The plot uses semantic colors (green = positive, yellow = neutral, red = negative) and includes interpretive hints.

Terminal Output

The terminal renderer provides a colored, Unicode-rich summary:

┏━━━━━━━━━━━━━━━━━━━━━━━━━━━━━━━━━━━━━━━━━━━━━━━━━━━━━━━━━━━━┓
┃ SENTIMENT ANALYSIS                                       💬 ┃
┗━━━━━━━━━━━━━━━━━━━━━━━━━━━━━━━━━━━━━━━━━━━━━━━━━━━━━━━━━━━━━┛

  Summary
────────────────────────────────────────────────────────────────
  Average Sentiment: [██████████░░░░░░░░░░] 5/10 😐
  Total Ticks:       10
  Total Comments:    245
  Total Commits:     89

  Distribution
────────────────────────────────────────────────────────────────
  😊 Positive (≥0.6)  ████████░░░░░░░░░░░░  40%  (4)
  😐 Neutral           ██████░░░░░░░░░░░░░░  30%  (3)
  😟 Negative (≤0.4)  ██████░░░░░░░░░░░░░░  30%  (3)

  Trend
────────────────────────────────────────────────────────────────
  Direction: ↘ declining
  Start (tick 0): 0.68  →  End (tick 10): 0.52
  Change: -23.5%

  Sentiment Timeline
────────────────────────────────────────────────────────────────
  ▇▆▅▄▃▂▃▄▅▆
  neg              pos

Use Cases

  • Team morale tracking: Monitor sentiment trends over time. A sustained drop in sentiment may correlate with deadline pressure, technical debt accumulation, or team issues.
  • Code quality signals: Negative sentiment spikes often correspond to periods of rushed development, workarounds, or "hack" implementations.
  • Post-mortem analysis: After incidents, examine whether comment sentiment degraded in the lead-up to the problem.
  • Documentation quality: Projects with predominantly neutral or positive comments tend to have better documentation culture.
  • Technical debt detection: Comments containing terms like "hack", "workaround", "kludge" are flagged as genuinely negative in SE context.

Limitations

  • Non-English scoring accuracy: While 32 languages have lexicon coverage via the Chen-Skiena dataset, VADER's grammatical rules (negation handling, intensifiers, punctuation effects) are English-specific. Non-English comments get word-level sentiment from the lexicon but miss syntactic nuances.
  • UAST dependency: Requires UAST parsing support for the target language. Files in unsupported languages are skipped.
  • Sarcasm: Sarcasm, irony, and context-dependent meaning can mislead the classifier. Comments like "great, another production outage" may be scored as positive.
  • Comment extraction: Only comments that appear in the UAST are analyzed. Preprocessor directives, build file comments, and non-code files are excluded.
  • CPU intensive: The sentiment analyzer performs UAST parsing for every modified file in every commit. For large repositories, this is significantly slower than non-UAST analyzers. It benefits from parallel execution via the framework's worker pool.
  • Minimum length filter: The default minimum of 20 characters filters out many short but potentially meaningful comments (e.g., // FIXME, // HACK). Lower MinLength to capture these, at the cost of more noise.

SE-Domain Lexicon

The following terms have special handling in the sentiment scorer:

Technical terms neutralized (not negative)
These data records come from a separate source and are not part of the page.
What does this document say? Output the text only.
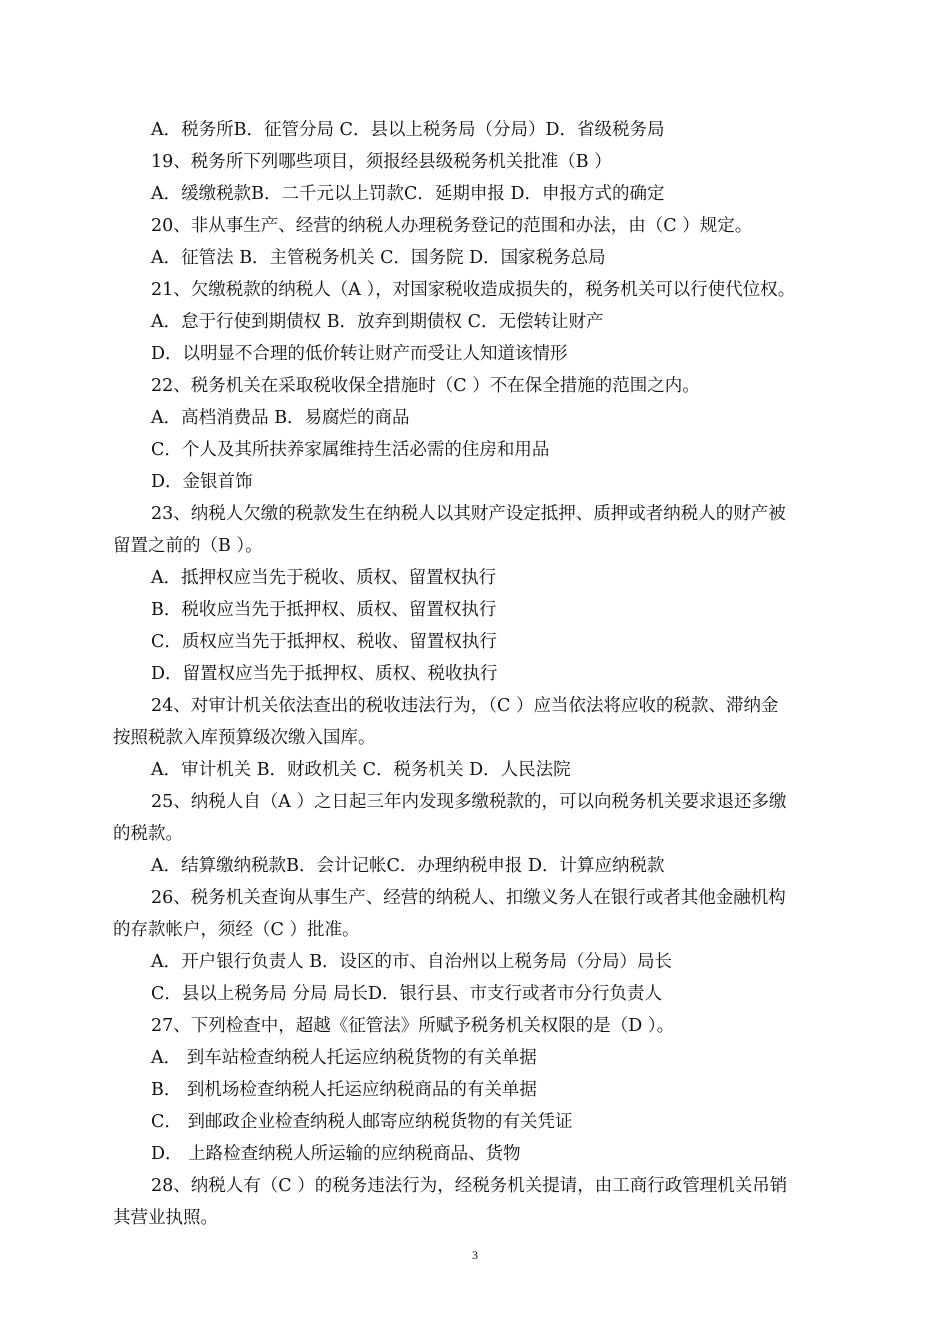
A．税务所B．征管分局 C．县以上税务局（分局）D．省级税务局
19、税务所下列哪些项目，须报经县级税务机关批准（B ）
A．缓缴税款B．二千元以上罚款C．延期申报 D．申报方式的确定
20、非从事生产、经营的纳税人办理税务登记的范围和办法，由（C ）规定。
A．征管法 B．主管税务机关 C．国务院 D．国家税务总局
21、欠缴税款的纳税人（A ），对国家税收造成损失的，税务机关可以行使代位权。
A．怠于行使到期债权 B．放弃到期债权 C．无偿转让财产
D．以明显不合理的低价转让财产而受让人知道该情形
22、税务机关在采取税收保全措施时（C ）不在保全措施的范围之内。
A．高档消费品 B．易腐烂的商品
C．个人及其所扶养家属维持生活必需的住房和用品
D．金银首饰
23、纳税人欠缴的税款发生在纳税人以其财产设定抵押、质押或者纳税人的财产被
留置之前的（B ）。
A．抵押权应当先于税收、质权、留置权执行
B．税收应当先于抵押权、质权、留置权执行
C．质权应当先于抵押权、税收、留置权执行
D．留置权应当先于抵押权、质权、税收执行
24、对审计机关依法查出的税收违法行为，（C ）应当依法将应收的税款、滞纳金
按照税款入库预算级次缴入国库。
A．审计机关 B．财政机关 C．税务机关 D．人民法院
25、纳税人自（A ）之日起三年内发现多缴税款的，可以向税务机关要求退还多缴
的税款。
A．结算缴纳税款B．会计记帐C．办理纳税申报 D．计算应纳税款
26、税务机关查询从事生产、经营的纳税人、扣缴义务人在银行或者其他金融机构
的存款帐户，须经（C ）批准。
A．开户银行负责人 B．设区的市、自治州以上税务局（分局）局长
C．县以上税务局 分局 局长D．银行县、市支行或者市分行负责人
27、下列检查中，超越《征管法》所赋予税务机关权限的是（D ）。
A． 到车站检查纳税人托运应纳税货物的有关单据
B． 到机场检查纳税人托运应纳税商品的有关单据
C． 到邮政企业检查纳税人邮寄应纳税货物的有关凭证
D． 上路检查纳税人所运输的应纳税商品、货物
28、纳税人有（C ）的税务违法行为，经税务机关提请，由工商行政管理机关吊销
其营业执照。
3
These terms are common in SE but trigger VADER's negative scoring:

Term Context
kill Process management
abort Transaction/operation cancellation
fatal Error severity levels
terminate Process/thread lifecycle
panic Error handling (Go, Rust)
deprecated API lifecycle
execute Command/query execution
conflict Merge conflicts
critical Severity levels

Terms with genuine negative sentiment

These terms indicate real frustration or code quality issues:

Term Indication
hack / hacky Quick-and-dirty solutions
kludge Inelegant fixes
workaround Avoiding root cause
spaghetti Poor code structure
nightmare Maintenance difficulty
technical debt Accumulated shortcuts